For many years, Pakistan was a staunch ally of the US, especially against the USSR during the cold war years and joined the pro American Cento and Seto alliances. Thereafter, it assisted the US in creating, training and supporting the Mujahedin in Afghanistan against the Soviets who were backing the Afghani government.
After the collapse of the USSR and their evacuation of Afghanistan, Pakistan’s importance shrank, reaching its nadir in the 1970’s when it was discovered to have an atom bomb. The US stopped all aid to Pakistan as well as slapped it with strict sanctions.
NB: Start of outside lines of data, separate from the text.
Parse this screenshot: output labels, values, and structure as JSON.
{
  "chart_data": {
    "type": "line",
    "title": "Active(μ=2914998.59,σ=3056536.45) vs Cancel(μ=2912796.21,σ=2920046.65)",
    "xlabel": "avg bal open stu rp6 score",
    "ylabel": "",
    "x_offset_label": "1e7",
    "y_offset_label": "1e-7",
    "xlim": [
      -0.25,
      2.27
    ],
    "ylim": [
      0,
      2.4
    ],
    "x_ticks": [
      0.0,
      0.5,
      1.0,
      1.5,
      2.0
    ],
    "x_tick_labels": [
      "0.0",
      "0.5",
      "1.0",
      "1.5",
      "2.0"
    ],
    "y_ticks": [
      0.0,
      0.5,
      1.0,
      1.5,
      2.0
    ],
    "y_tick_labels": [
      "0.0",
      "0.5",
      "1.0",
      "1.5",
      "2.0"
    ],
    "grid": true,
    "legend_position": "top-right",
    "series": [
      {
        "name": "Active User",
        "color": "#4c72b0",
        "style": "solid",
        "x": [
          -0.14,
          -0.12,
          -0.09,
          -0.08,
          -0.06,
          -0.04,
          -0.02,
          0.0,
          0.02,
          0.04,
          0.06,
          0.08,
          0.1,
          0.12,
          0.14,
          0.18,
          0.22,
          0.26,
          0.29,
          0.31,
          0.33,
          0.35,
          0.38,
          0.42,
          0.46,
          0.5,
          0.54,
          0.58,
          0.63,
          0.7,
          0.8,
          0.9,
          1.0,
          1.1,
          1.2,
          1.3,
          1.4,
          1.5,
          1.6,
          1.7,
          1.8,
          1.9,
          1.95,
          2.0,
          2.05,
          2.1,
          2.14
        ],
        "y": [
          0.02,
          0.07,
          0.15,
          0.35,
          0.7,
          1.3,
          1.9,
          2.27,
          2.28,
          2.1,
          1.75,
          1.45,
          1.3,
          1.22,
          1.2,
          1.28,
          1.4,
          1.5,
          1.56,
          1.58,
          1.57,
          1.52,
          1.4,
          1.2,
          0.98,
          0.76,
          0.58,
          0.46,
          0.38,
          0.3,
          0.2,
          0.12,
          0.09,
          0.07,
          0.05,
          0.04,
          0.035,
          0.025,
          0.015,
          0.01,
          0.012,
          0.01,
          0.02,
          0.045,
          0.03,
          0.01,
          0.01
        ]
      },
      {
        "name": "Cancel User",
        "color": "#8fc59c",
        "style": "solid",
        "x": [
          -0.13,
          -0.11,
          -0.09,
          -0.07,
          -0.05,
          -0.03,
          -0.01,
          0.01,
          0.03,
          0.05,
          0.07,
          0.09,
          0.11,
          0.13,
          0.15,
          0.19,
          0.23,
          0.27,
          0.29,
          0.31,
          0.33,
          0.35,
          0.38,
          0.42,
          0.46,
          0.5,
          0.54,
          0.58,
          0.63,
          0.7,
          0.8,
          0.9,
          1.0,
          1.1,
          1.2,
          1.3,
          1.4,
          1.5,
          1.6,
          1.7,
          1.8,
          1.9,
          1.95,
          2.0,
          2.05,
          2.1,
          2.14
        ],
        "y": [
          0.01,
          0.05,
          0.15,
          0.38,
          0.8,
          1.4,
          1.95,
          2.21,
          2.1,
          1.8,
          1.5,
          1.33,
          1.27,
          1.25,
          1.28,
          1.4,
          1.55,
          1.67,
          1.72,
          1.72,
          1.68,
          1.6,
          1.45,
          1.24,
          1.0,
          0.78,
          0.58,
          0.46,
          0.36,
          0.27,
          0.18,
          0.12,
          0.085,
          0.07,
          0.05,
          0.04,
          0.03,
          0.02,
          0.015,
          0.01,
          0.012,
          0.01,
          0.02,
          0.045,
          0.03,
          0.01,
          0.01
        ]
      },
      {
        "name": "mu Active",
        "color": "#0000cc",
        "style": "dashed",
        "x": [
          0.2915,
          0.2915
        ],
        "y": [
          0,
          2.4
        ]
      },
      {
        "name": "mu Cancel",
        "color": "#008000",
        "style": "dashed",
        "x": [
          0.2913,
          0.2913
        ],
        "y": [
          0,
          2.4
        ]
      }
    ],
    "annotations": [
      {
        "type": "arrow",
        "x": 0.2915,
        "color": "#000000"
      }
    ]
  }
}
The US need for Pakistan arose again after 9/11. It needed their help against the Taliban and Osama bin Laden’s “Al Qaeda”. Thus again, sweet talk, aid and military support flooded Pakistan – even designating it as a major non-NATO ally!
A few years later, mutual criticism erupted over the war on terrorism. The US wasn’t satisfied that Pakistan was doing its best, and Pakistan was angry with US blatant violation of its sovereignty by its continuous drone strikes on the Taliban inside Pakistan. It culminated with the raid and killing of Osama bin Laden at his secure large villa in Pakistan, which triggered mutual recrimination between both countries.
Then, Obama suddenly switched US love towards India. His “Pivot to Asia” policy needed to be beefed-up with local participants, to camouflage his dangerous challenge to China in the South China Sea.
So, what exactly is the US seeking from Pakistan this time? Does it want Pakistan to reduce its involvement in OBOR (the new China Silk Road)? Not get closer to Russia, or buy Russian weapons? And how accommodating will Pakistan be?
Will India sit back and calmly watch this amour develop, while tensions are building up in Kashmir?
Let us hope that the US is not about to embark on one of its classical regional disruption schemes.